Full Report for Listed Buildings
The list description is not intended to be a complete inventory of what is listed: it is principally intended to aid identification. By law, the definition of a listed building includes the entire building (i) and any structure or object that is fixed to the said building and ancillary to it and (ii) any other structure or object that forms part of the land and has done so since before 1 July 1948, and was within the curtilage of the building, and ancillary to it, on the date on which said building was first included in the list, or on 1 January 1969, whichever was later.
Date of Designation
14/01/1971
Date of Amendment
23/08/2002
Name of Property
The Colonnade
Unitary Authority
Gwynedd
Community
Penrhyndeudraeth
Location
Overlooking the Central Piazza to the E.
Broad Class
Gardens, Parks and Urban Spaces
History
Portmeirion was designed and laid out by the celebrated architect Sir Clough Williams-Ellis (1883-1978) following his purchase of the estate, then called Aber Iâ, in 1926. The village evolved over several decades and was still being added to in the 1970s.

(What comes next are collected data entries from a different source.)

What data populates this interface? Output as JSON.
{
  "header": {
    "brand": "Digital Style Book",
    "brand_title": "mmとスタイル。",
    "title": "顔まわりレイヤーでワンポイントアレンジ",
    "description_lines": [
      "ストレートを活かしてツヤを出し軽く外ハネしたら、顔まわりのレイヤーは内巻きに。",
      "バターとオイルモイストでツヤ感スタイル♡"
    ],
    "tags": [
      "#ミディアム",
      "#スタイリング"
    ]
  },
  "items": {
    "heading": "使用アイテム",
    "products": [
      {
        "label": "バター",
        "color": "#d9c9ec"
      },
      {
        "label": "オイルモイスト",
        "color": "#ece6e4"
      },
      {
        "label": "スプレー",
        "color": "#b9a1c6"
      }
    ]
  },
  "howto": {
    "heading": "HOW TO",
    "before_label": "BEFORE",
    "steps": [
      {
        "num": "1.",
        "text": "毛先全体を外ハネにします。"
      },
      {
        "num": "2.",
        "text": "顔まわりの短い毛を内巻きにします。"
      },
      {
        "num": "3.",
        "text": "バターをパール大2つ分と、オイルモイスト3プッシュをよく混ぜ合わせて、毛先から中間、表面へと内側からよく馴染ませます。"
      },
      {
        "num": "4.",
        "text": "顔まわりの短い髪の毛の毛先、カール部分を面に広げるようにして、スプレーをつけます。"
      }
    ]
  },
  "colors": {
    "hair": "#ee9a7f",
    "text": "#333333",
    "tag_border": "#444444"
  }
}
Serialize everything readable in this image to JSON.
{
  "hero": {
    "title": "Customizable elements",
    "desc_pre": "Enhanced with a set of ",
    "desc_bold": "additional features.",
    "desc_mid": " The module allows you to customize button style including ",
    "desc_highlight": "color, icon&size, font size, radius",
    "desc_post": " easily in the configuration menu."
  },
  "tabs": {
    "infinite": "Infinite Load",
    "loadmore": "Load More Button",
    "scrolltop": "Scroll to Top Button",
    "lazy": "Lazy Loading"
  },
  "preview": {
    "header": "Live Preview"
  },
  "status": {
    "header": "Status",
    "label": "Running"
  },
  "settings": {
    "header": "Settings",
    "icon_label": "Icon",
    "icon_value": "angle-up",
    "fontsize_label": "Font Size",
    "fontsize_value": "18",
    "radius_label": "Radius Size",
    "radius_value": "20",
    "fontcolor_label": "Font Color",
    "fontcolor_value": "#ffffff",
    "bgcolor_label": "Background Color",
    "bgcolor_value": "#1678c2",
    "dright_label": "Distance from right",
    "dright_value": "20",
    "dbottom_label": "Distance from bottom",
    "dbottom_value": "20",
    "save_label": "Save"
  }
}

The Bristol Colonnade was built c1760 as part of the Arnos Court bathhouse in Bristol; its patron was the Quaker copper smelter William Reeve. The bathhouse itself was bomb-damaged during the war and rapidly fell into dilapidation. In 1959 the colonnade was removed to Portmeirion and reconstructed by William Davies, CWE's master mason; it was formally opened by Earl Russell, O.M. on 10th April 1959. The sculptor Jonah Jones incorporated a portrait head of CWE as a label stop on the left-hand blind entrance.
Exterior
Imposing single-storey colonnade in Georgian Gothic style, with balustraded parapet above; of Bath stone ashlar construction. There are 16 slender columns with a semi-circular projecting bow to the centre of the composition. Solid pavilions at both ends with archways with depressed pointed arches (that to the L blind). Balustrades over, pierced to the sides, and with turned balusters to the centre. To the L and R there are stone ogee domes over the pavilions with ball finials. Raised rear wall behind the central projection, surmounted by 3 large urns. Within, in the centre of the rear wall, is a stone ogee arched niche with painted northern-Renaissance style angel sculpture and swagged flanking cartouches.
The Colonnade is on a revetted rubble plinth with a flight of rubble and slate steps leading up to it from the lawn to the S of the Central Piazza.
Reason for designation
Listed Grade II* as an important Georgian Gothick colonnade; one of a number of buildings and structures reconstructed by the eminent architect and conservationist Sir Clough Williams-Ellis at his visionary Portmeirion villiage.
Group value with other listed items at Portmeirion.